Generally, we review the sentence imposed for reasonableness in light of the factors set forth in 18 U.S.C. § 3553(a). United States v. Mares, 402 F.3d 511, 519-20 (5th Cir.2005). In reviewing a sentence for reasonableness, we first determine whether the district court’s sentencing decision is procedurally sound and then determine whether the sentence is substantively reasonable. Gall v. United States, 552 U.S. 38, 49-51, 128 S.Ct. 586, 169 L.Ed.2d 445 (2007). As Garcia did not preserve his presumption-of-reasonableness argument in the district court, review of the district court’s actions is for plain error only. See United States v. King, 541 F.3d 1143, 1144 (5th Cir.2008).

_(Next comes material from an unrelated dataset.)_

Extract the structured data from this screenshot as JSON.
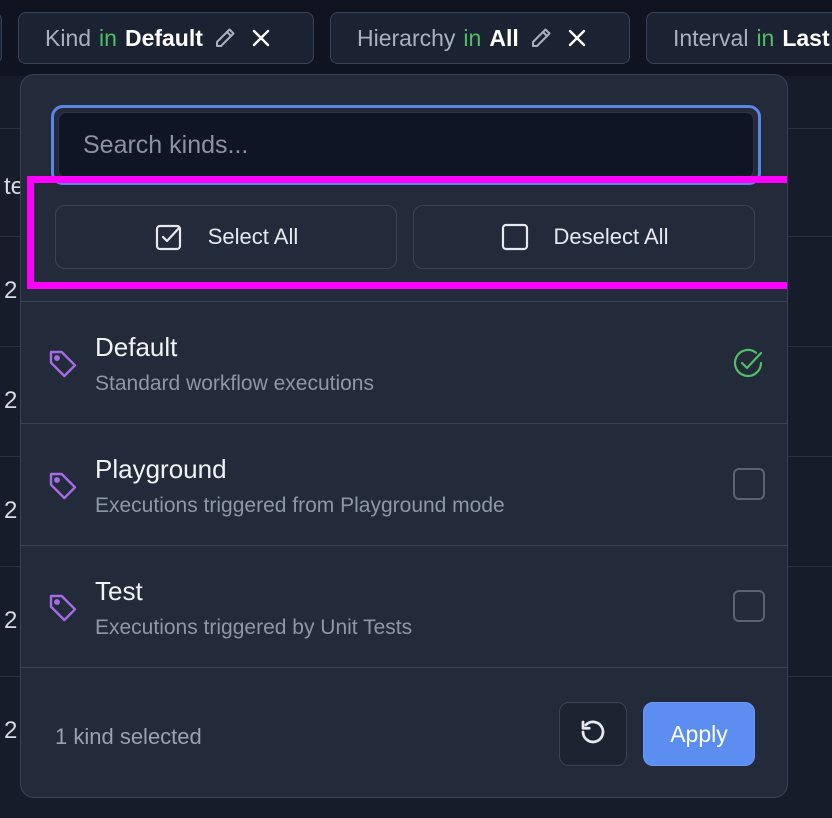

*333 The Supreme Court has explained that “the sentencing court does not enjoy the benefit of a legal presumption that the Guidelines sentence should apply.” Rita v. United States, 551 U.S. 338, 351, 127 S.Ct. 2456, 168 L.Ed.2d 203 (2007). A sentencing court cannot require that exceptional circumstances be present to justify imposing a sentence that is outside of the guidelines range. Gall, 552 U.S. at 47, 128 S.Ct. 586. Contrary to Garcia’s argument, nothing in the district court’s remarks shows that he was required to overcome a presumption that the guidelines range was reasonable or required to prove “extraordinary circumstances” before the district court would impose a non-guidelines sentence. Garcia has not established that the district court applied a presumption of reasonableness to his advisory sentencing guidelines range. See King, 541 F.3d at 1145. Therefore, Garcia has not established that the district court erred, much less plainly erred.
To the extent that Garcia challenges the district court’s denial of his request for a below-guidelines sentence, the argument fails. See Gall, 552 U.S. at 51, 128 S.Ct. 586. His within-guidelines sentence is presumptively reasonable, and his assertions concerning his benign motive for reentry and cultural assimilation do not rebut that presumption. See Rita, 551 U.S. at 347, 127 S.Ct. 2456; United States v. Gomez-Herrera, 523 F.3d 554, 565-66 (5th Cir.2008).
The district court’s judgment is AFFIRMED.
Pursuant to 5th Cir. R. 47.5, the court has determined that this opinion should not be published and is not precedent except under the limited circumstances set forth in 5th Cir. R. 47.5.4.